Generali Group shares have also jumped. The Italian insurer beat estimates with nine-month profits, despite a 930 million euro ($980.22 million) hit from natural disasters.

Evotec SE shares have also spiked after Halozyme Therapeutics put forth a non-binding proposal to acquire the German drug developer for about 2 billion euros ($2.10 billion).

U.S. Economic News

Partly reflecting a jump in sales by motor vehicle and parts dealers, the Commerce Department released a report on Friday showing retail sales in the U.S. increased by slightly more than expected in the month of October.

The Commerce Department said retail sales rose by 0.4 percent in October after growing by an upwardly revised 0.8 percent in September.

Economists had expected retail sales to climb by 0.3 percent compared to the 0.4 percent increase originally reported for the previous month.

Excluding the surge in sales by motor vehicle and parts dealers, retail sales inched up by 0.1 percent in October after jumping by 1.0 percent in September. Ex-auto sales were expected to rise by 0.3 percent.

The Labor Department also released a report on Friday showing an unexpected increase by import prices in the U.S. in the month of October.

The report said import prices rose by 0.3 percent in October after falling by 0.4 percent in September. Economists had expected import prices to edge down by 0.1 percent.

Meanwhile, the Labor Department said export prices climbed by 0.8 percent in October following a revised 0.6 percent decrease in September.

Export prices were expected to slip to 0.1 percent compared to the 0.7 percent decline originally reported for the previous month.

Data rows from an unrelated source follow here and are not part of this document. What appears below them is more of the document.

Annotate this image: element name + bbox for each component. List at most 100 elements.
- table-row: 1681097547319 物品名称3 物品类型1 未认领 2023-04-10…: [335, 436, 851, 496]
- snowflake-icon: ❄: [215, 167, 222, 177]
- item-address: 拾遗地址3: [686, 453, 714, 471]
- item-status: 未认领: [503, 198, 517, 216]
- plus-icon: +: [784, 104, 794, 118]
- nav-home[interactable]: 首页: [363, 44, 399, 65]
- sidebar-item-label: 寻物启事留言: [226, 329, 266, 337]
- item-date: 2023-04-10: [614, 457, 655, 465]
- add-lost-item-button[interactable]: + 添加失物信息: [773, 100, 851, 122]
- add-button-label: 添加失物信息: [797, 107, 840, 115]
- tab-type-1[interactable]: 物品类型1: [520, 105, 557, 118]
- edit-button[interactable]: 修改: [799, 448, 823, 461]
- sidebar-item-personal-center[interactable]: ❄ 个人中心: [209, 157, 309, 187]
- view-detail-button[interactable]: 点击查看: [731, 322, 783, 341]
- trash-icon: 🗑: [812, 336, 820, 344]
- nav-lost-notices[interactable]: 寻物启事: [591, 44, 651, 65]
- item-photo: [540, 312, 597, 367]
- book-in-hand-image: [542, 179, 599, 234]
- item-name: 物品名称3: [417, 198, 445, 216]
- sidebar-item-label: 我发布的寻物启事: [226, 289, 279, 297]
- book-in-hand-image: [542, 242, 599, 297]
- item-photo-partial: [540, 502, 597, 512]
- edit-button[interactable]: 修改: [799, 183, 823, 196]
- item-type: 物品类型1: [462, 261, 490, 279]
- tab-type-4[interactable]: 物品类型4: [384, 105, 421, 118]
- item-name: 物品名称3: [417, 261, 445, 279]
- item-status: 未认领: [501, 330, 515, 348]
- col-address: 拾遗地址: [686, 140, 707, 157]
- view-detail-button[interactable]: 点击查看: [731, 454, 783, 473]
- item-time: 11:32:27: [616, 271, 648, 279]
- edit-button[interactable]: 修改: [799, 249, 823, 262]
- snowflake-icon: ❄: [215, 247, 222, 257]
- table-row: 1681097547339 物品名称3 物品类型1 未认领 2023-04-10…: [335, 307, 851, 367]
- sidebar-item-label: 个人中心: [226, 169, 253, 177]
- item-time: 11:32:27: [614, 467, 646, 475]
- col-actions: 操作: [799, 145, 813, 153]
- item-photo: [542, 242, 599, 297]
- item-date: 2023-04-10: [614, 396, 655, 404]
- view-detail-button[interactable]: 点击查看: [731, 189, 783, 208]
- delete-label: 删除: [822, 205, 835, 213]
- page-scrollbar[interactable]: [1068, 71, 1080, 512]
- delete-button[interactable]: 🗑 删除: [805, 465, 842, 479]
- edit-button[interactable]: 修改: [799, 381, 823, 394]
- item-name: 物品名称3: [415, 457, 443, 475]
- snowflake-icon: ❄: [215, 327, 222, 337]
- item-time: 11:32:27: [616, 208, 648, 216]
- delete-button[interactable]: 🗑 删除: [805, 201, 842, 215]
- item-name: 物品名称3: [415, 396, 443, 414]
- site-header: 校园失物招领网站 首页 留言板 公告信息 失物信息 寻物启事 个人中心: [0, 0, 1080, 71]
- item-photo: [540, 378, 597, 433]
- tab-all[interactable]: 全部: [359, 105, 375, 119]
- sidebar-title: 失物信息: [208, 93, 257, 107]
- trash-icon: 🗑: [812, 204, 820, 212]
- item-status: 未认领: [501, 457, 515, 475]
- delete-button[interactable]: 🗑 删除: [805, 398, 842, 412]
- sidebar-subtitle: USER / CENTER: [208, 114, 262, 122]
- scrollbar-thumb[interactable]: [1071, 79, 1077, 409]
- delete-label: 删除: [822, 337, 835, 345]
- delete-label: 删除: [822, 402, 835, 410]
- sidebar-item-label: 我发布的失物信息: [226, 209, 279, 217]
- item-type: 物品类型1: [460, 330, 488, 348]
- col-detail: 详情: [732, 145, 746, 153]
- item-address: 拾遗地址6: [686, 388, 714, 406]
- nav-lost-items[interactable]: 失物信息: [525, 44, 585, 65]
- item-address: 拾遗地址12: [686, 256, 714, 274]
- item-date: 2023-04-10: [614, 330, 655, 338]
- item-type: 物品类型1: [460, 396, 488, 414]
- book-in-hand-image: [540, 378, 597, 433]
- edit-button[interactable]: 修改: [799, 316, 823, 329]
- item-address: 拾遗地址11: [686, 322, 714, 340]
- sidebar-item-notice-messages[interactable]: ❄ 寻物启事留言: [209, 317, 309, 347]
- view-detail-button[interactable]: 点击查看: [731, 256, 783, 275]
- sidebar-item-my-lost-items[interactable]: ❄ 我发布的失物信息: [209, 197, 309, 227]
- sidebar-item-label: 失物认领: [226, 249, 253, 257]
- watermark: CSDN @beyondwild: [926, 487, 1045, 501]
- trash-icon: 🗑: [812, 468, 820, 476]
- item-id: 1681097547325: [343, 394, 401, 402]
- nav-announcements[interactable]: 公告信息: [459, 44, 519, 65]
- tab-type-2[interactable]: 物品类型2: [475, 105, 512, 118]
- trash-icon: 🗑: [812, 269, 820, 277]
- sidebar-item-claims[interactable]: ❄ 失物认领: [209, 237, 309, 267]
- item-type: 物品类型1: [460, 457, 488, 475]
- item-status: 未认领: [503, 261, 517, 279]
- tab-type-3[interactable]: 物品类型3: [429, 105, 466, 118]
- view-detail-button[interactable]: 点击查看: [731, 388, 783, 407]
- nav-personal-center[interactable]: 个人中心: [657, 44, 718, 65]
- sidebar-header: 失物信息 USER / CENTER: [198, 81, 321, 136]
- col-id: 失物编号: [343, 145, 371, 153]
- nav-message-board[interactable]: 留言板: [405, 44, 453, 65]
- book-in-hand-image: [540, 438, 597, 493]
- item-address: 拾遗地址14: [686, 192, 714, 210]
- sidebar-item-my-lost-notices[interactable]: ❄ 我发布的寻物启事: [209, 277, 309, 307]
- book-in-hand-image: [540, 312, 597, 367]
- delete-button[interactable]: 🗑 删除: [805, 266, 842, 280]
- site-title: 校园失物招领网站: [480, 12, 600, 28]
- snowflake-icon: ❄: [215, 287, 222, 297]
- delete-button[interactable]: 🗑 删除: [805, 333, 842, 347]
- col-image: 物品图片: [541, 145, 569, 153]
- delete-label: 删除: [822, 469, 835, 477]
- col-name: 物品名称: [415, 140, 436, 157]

A separate report released by the Federal Reserve Bank of New York on Friday showed regional manufacturing activity has seen a substantial turnaround in the month of November.

The New York Fed said its general business conditions index skyrocketed to a positive 31.2 in November from a negative 11.9 in October, with a positive reading indicating growth. Economists had expected the index to jump to a negative 0.7.

With the much bigger than expected increase, the general business conditions index reached its highest level since December 2021.

Looking ahead, the New York Fed said firms remained optimistic that conditions would continue to improve in the months ahead.

At 9 am ET, Boston Federal Reserve President Susan Collins is due to give opening remarks before the Federal Reserve Bank of Boston 68th economic conference, “The Future of Finance: Implications of Innovation.”

The Federal Reserve is scheduled to release its report on industrial production in the month of October at 9:15 am ET. Industrial production is expected to dip by 0.3 percent in October, matching the decrease seen in September.

At 10 am ET, the Commerce Department is due to release its report on business inventories in the month of September. Business inventories are expected to rise by 0.2 percent in September after climbing by 0.3 percent in August.

The Federal Reserve Bank of New York is scheduled to release the text of opening remarks by President John Williams before a closed event, “New York Fed Alumni: Celebrating 100 Years of Making Our Mission Possible,” at 1:15 pm ET.